Poi la famiglia irrompe e la moglie Anna Ferzetti, collegata anche lei dall’altra stanza per la nomination come miglior attrice non protagonista, corre ad abbracciarlo e si commuove felice.
C’è tempo nella serata per parlare di altri film ed altri protagonisti, Phaim Bhuiyan, miglior regista esordiente con il suo Bangla, che dedica il premio ai ragazzi come lui, alle seconde generazioni, e ringrazia l’Italia per averli accolti. E poi il miglior trucco andato al film “Pinocchio” con Dalia Colli e Mark Coulier, la migliore fotografia di Daniele Ciprì per “Il primo re” e ancora Martin Eden con la migliore sceneggiatura adattata di Pietro Marcello e Maurizio Braucci.
Ci sono gli omaggi a Federico Fellini e Alberto Sordi che avrebbero quest’anno compiuto 100 anni ed il David speciale a Franca Valeri che invece 100 anni sta per compierli.

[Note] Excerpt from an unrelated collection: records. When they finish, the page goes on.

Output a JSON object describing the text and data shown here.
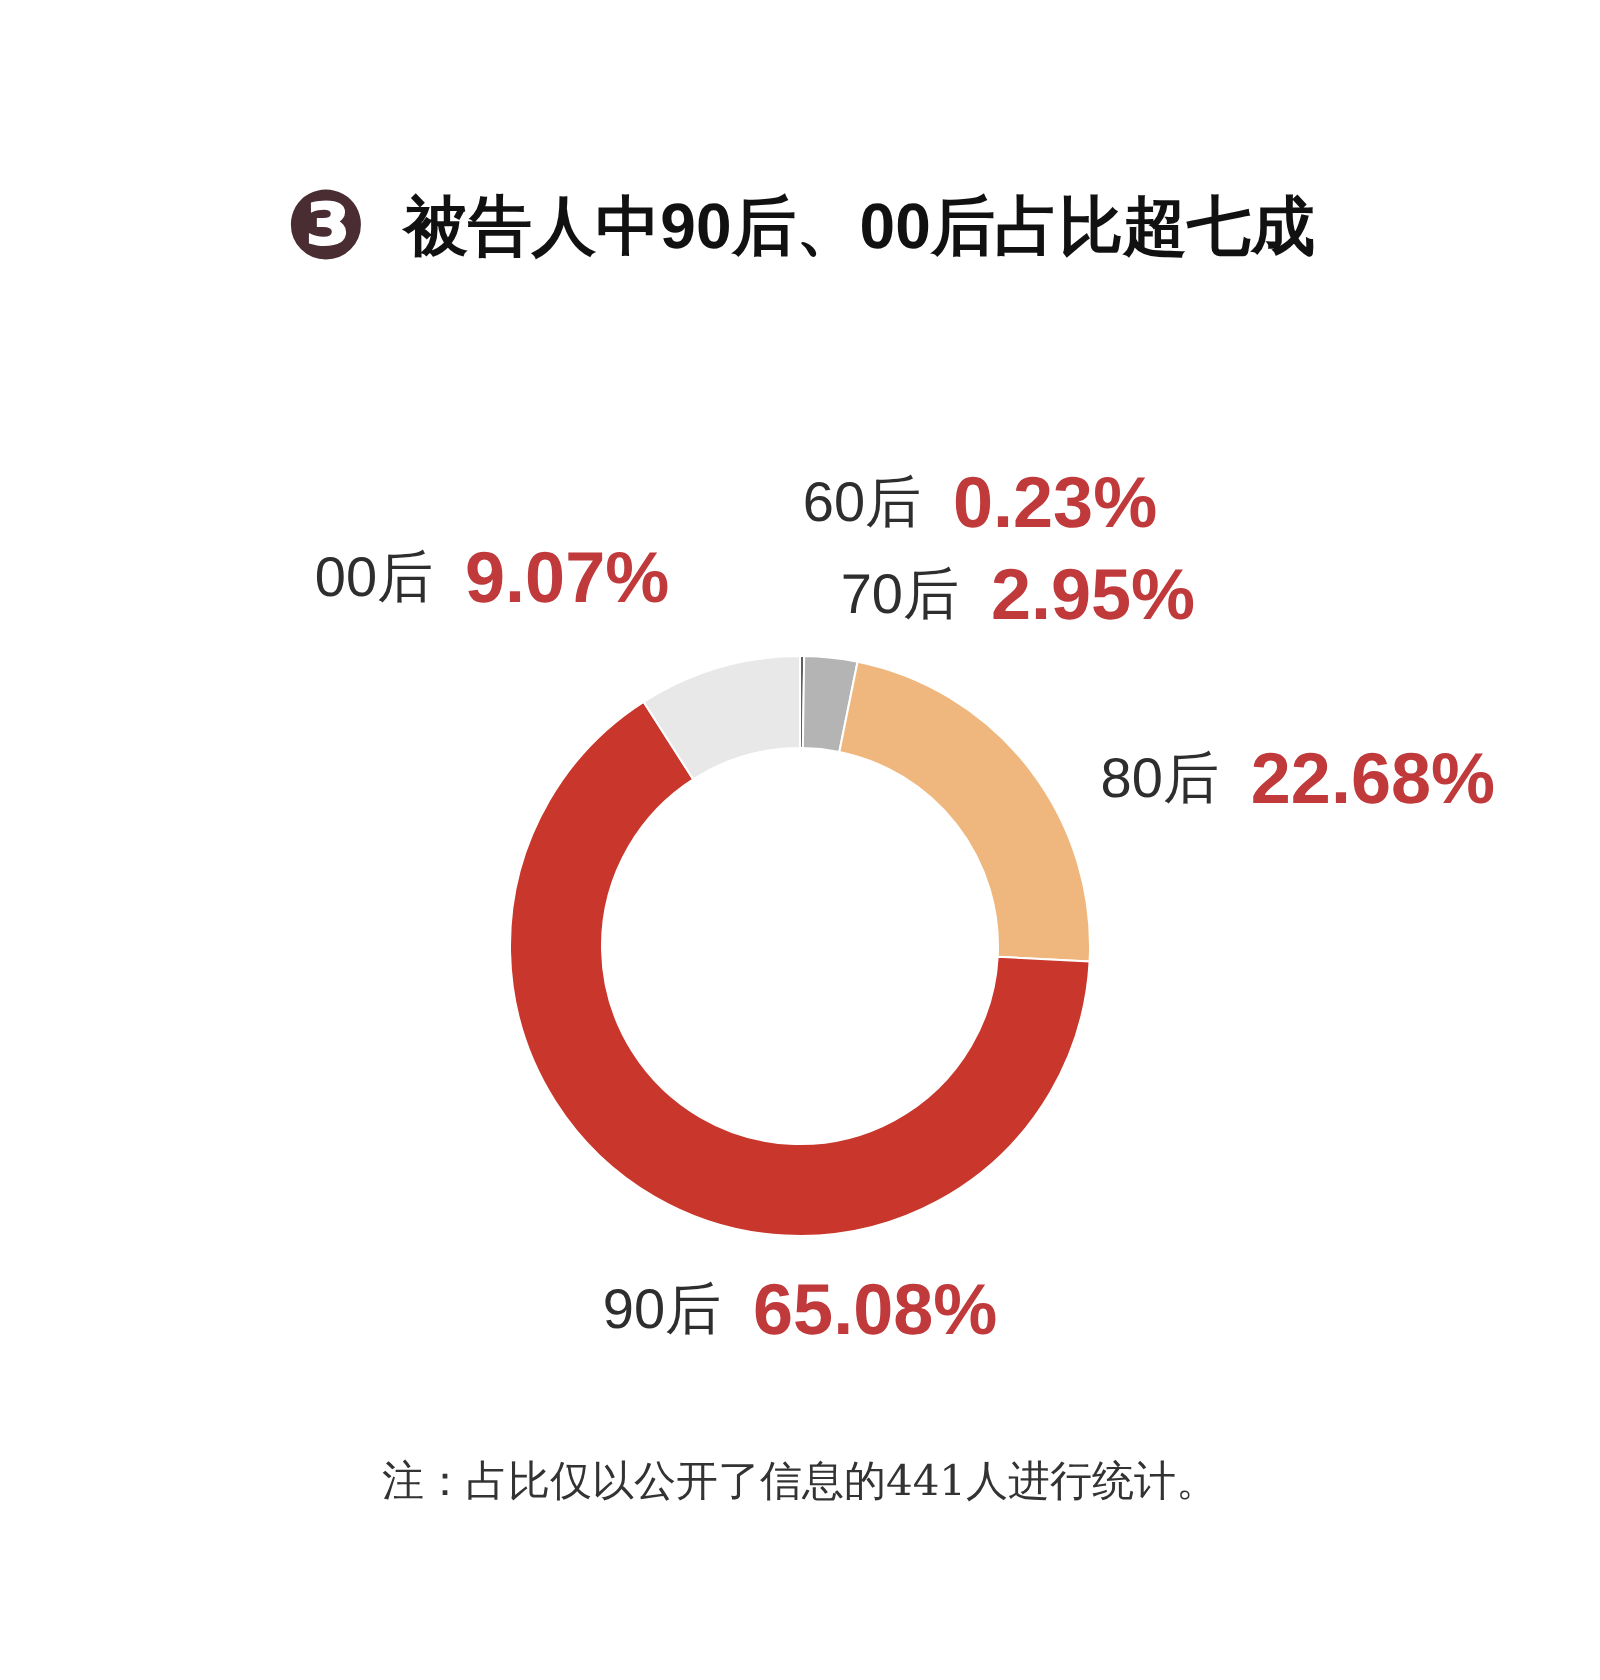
{
  "chart_data": {
    "type": "donut",
    "title": "❸ 被告人中90后、00后占比超七成",
    "categories": [
      "60后",
      "70后",
      "80后",
      "90后",
      "00后"
    ],
    "values": [
      0.23,
      2.95,
      22.68,
      65.08,
      9.07
    ],
    "value_labels": [
      "0.23%",
      "2.95%",
      "22.68%",
      "65.08%",
      "9.07%"
    ],
    "colors": [
      "#5e5e5e",
      "#b4b4b4",
      "#efb77d",
      "#c8362c",
      "#e8e8e8"
    ],
    "annotations": [
      "注：占比仅以公开了信息的441人进行统计。"
    ]
  }
}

Ecco questo è stato il Premio David di Donatello in questi nuovi tempi.
Su tutto l’appello che risuona come un mantra, aiutate la cultura ed il mondo dello spettacolo. I protagonisti sono la punta dell’iceberg di un universo variegato, molteplice, fatto di professionisti, artigiani, eccellenze che permettono di pensare, creare, dare una forma, un suono e un’immagine ai sogni. Parliamo di un immenso patrimonio comune da preservare e a cui dare gli strumenti per ripartire.
E mai come in questo momento, abbiamo capito quanto tutto questo sia prezioso anzi indispensabile, l’essenza stessa e l’anima della nostra cultura.